Ho guardato e toccato moltissimi tessuti ma, non ho fatto in quella fase una scelta dei tessuti. Ho fatto piuttosto una scelta sulla matericità che questi oggetti che disegnavo dovevano avere. Ad esempio, il corpo di queste lampade è in resina laccata e la testa in vetro soffiato di Murano, lampade che ricordassero una figura antropomorfa.  Ho immaginato immediatamente materiali super glossy che contrastassero con la matericità del tessuto per far sì che il tessuto “venisse fuori” proprio per contrasto visivo e per riflessi diversi. Abbiamo quindi lavorato con Vitale Barberis Canonico per identificare quali tessuti fossero disponibili e quali potessero essere interessanti per sviluppare palette colori, codici colori in abbinamento con i nostri mobili. Abbiamo identificato insieme un moodboard di colori e fatto una ricerca dei tessuti più idonei.

Una volta identificati, abbiamo lavorato su una macro-selezione e l’abbiamo inviata ad Antony che, in base al personaggio da vestire e alla sua visione creativa ha poi selezionato i tessuti che potessero funzionare al meglio. Direi che il mio ruolo qui è stato quello di un direttore d’orchestra che ha lasciato i musicisti liberi di interpretare con la propria sensibilità questo progetto. Le lampade, pezzi unici, sono ora in vendita. Alcune di queste sono rimaste a Vitale Barberis Canonico che le utilizzerà per arredare suoi ambienti.

Luca, in questa circostanza lei ha presentato anche il suo Libro NICHETTO STUDIO – Projects Collaborations and Conversations in Design, pubblicato da Phaidon, per celebrare i suoi 20 anni di carriera. Ci parli di questo volume… 

Il libro nasce da un piano e da un’angolatura diverse dal solito. Diciamo che l’ego del creativo c’è ma, non volevo realizzare un volume soltanto celebrativo di quello che ho fatto sino ad oggi. Per quello c’è Google, che dà molte e dettagliate informazioni. 

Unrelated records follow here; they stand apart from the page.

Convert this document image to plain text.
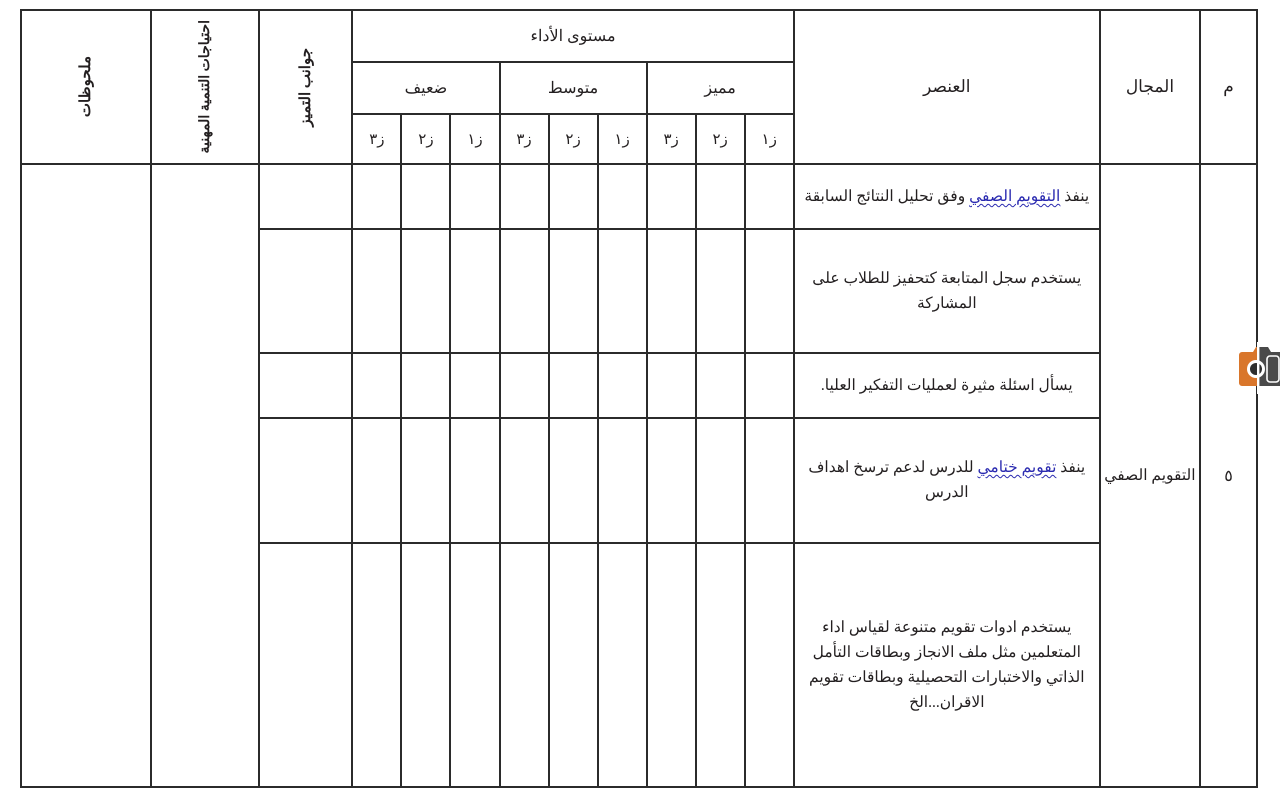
م	المجال	العنصر	مستوى الأداء									جوانب التميز	احتياجات التنمية المهنية	ملحوظات

			مميز			متوسط			ضعيف					
			ز١	ز٢	ز٣	ز١	ز٢	ز٣	ز١	ز٢	ز٣			
٥	التقويم الصفي	ينفذ التقويم الصفي وفق تحليل النتائج السابقة												
		يستخدم سجل المتابعة كتحفيز للطلاب على المشاركة												
		يسأل اسئلة مثيرة لعمليات التفكير العليا.												
		ينفذ تقويم ختامي للدرس لدعم ترسخ اهداف الدرس												
		يستخدم ادوات تقويم متنوعة لقياس اداء المتعلمين مثل ملف الانجاز وبطاقات التأمل الذاتي والاختبارات التحصيلية وبطاقات تقويم الاقران...الخ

Desideravo invece proporre un libro dove ci fosse una selezione di personaggi che ho incontrato, che mi hanno affiancato in questi anni. E una serie di aneddoti. Per dare luce non soltanto ai designer, ai titolari, ai ceo e ai marketing manager delle aziende con cui ho lavorato per la creazione di un oggetto ma,  anche a “maestri” e ad artigiani che mi hanno fatto crescere professionalmente e come persona. Abbiamo creato insieme relazioni importanti che mi hanno arricchito e che hanno creato nel tempo uno zainetto dal quale vado a prendere di volta in volta idee e riferimenti quando devo ideare qualcosa di nuovo.